La poudre de tungstène : un élément clé dans la production de semi-conducteurs
Bien que souvent éclipsée par la renommée des « métaux rares », la poudre de tungstène joue un rôle indispensable dans la production de semi-conducteurs. Elle est le composant principal de l’hexafluorure de tungstène, un gaz toxique et corrosif utilisé dans un processus de dépôt pour créer des connexions électriques extrêmement fines au sein des circuits intégrés. Ces connexions permettent de relier les transistors et les différentes couches d’une puce, assurant ainsi la fonctionnalité des processeurs et autres composants électroniques.
Impact sur les géants des semi-conducteurs
Les fabricants japonais Kanto Denka et Central Glass, reconnus pour la haute pureté et la stabilité de leur hexafluorure de tungstène, sont particulièrement concernés par ces nouvelles restrictions. Ces entreprises sont des fournisseurs clés pour les plus grands fabricants de puces au monde, notamment TSMC, Samsung et SK Hynix. La cessation de leur production, prévue pour le 1er juillet prochain, suite à l’arrêt des exportations de poudre de tungstène par la Chine, met en péril l’approvisionnement de ces acteurs majeurs.
Conséquences potentielles : hausse des prix et retards de production
L’arrêt des exportations chinoises de poudre de tungstène vers le Japon, effectif depuis le 6 janvier, a déjà contraint les entreprises japonaises à puiser dans leurs stocks existants. Avec l’épuisement imminent de ces réserves et la fin de la production locale d’hexafluorure de tungstène de haute qualité, le marché des semi-conducteurs s’attend à une cascade de conséquences négatives.
Il est fort probable que les prix des puces électroniques connaissent une augmentation notable dans les mois à venir. De plus, des retards de production et des ruptures potentielles dans la chaîne logistique deviennent des scénarios de plus en plus plausibles. Cette situation pourrait exacerber les tensions sur l’approvisionnement en composants électroniques, un enjeu déjà critique dans le contexte économique et technologique actuel.
Une nouvelle crise à l’horizon ?
Cette mesure chinoise souligne une fois de plus la dépendance de l’industrie technologique mondiale vis-à-vis de la Chine pour l’approvisionnement en matériaux critiques.

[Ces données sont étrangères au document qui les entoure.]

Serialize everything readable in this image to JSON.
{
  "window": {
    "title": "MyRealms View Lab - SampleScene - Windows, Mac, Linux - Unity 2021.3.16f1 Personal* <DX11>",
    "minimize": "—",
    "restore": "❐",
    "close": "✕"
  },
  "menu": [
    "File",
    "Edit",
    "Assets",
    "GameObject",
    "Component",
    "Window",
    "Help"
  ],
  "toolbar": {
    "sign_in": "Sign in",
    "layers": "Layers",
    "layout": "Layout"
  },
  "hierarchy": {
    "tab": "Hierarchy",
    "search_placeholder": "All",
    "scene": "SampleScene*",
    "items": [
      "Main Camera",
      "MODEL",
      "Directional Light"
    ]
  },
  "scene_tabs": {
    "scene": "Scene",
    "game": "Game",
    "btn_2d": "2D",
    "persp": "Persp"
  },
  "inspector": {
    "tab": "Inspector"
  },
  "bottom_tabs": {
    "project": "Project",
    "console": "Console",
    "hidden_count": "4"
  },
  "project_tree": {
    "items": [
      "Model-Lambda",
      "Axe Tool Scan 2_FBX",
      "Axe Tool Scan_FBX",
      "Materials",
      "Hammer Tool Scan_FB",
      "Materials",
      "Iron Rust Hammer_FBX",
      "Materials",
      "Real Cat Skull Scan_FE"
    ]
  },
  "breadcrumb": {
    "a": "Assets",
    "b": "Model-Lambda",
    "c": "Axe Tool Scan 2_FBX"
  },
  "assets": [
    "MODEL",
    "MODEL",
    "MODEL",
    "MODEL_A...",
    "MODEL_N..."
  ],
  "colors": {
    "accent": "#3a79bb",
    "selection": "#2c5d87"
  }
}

Alors que le monde cherche à diversifier ses sources d’approvisionnement et à renforcer sa souveraineté technologique, des actions comme celle-ci rappellent la puissance de levier que détient Pékin. L’industrie des semi-conducteurs, déjà confrontée à de nombreux défis, pourrait bien se retrouver au cœur d’une nouvelle crise, dont l’ampleur reste encore à déterminer.